Objectives
To examine the perioperative and long-term outcomes of patients undergoing carotid revascularization and to determine the influence moderate or severe renal insufficiency may have on these outcomes.
Design
Retrospective database review.
Setting
Academic tertiary hospital.
Patients
Patients undergoing carotid endarterectomy and carotid angioplasty and stenting from 1996 to 2006.
Intervention
Carotid revascularization.
Main Outcome Measure
Glomerular filtration rate (GFR) was calculated based on the Modification of Diet in Renal Disease equation. Groups were analyzed by stages 0 to 2 (GFR ≥60 mL/min/1.73m2) vs stage 3 (GFR <60 and ≥30 mL/min/1.73m2) vs stages 4 and 5 (GFR <30 mL/min/1.73m2).
Results
Nine hundred twenty-one carotid interventions were performed (750 carotid endarterectomy, 171 carotid angioplasty and stenting). The overall 30-day mortality and morbidity rates were 1.1% and 16.9%, respectively. Sixty-six percent of patients had normal renal function (stages 0-2). Twenty-eight percent of patients had moderate renal insufficiency (stage 3) and 6% of patients had severe renal insufficiency (stages 4-5). The 30-day stroke rates for groups were 2.98% (normal renal function), 2.67% (moderate renal insufficiency), and 5.45% (severe renal insufficiency) (P = .54).
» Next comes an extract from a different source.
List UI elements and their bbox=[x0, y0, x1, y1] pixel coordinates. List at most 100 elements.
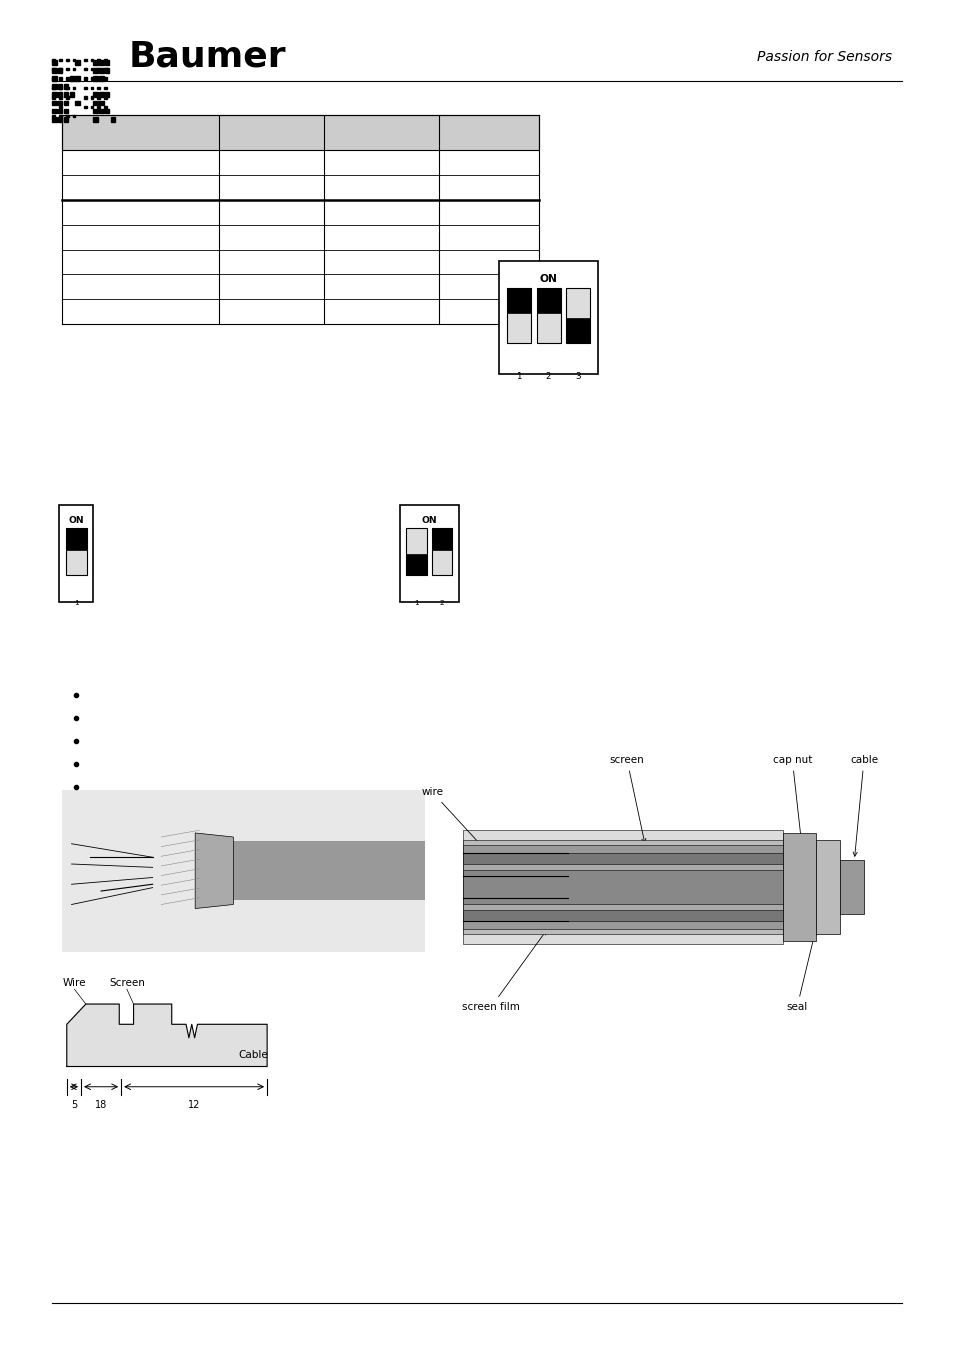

Thirty-day mortality rates between groups were 0.66% (normal renal function), 1.15% (moderate renal insufficiency), and 5.45% (severe renal insufficiency) (P = .005). For carotid endarterectomy, no difference in freedom from stroke existed based on level of renal function. For carotid angioplasty and stenting, patients with severe renal insufficiency exhibited significantly lower rates of freedom from stroke.
Conclusions
Chronic kidney disease is prevalent among patients undergoing carotid revascularization. Overall, patients with moderate renal function have similar outcomes. However, those with severe renal insufficiency have significantly higher 30-day mortality when undergoing carotid revascularization.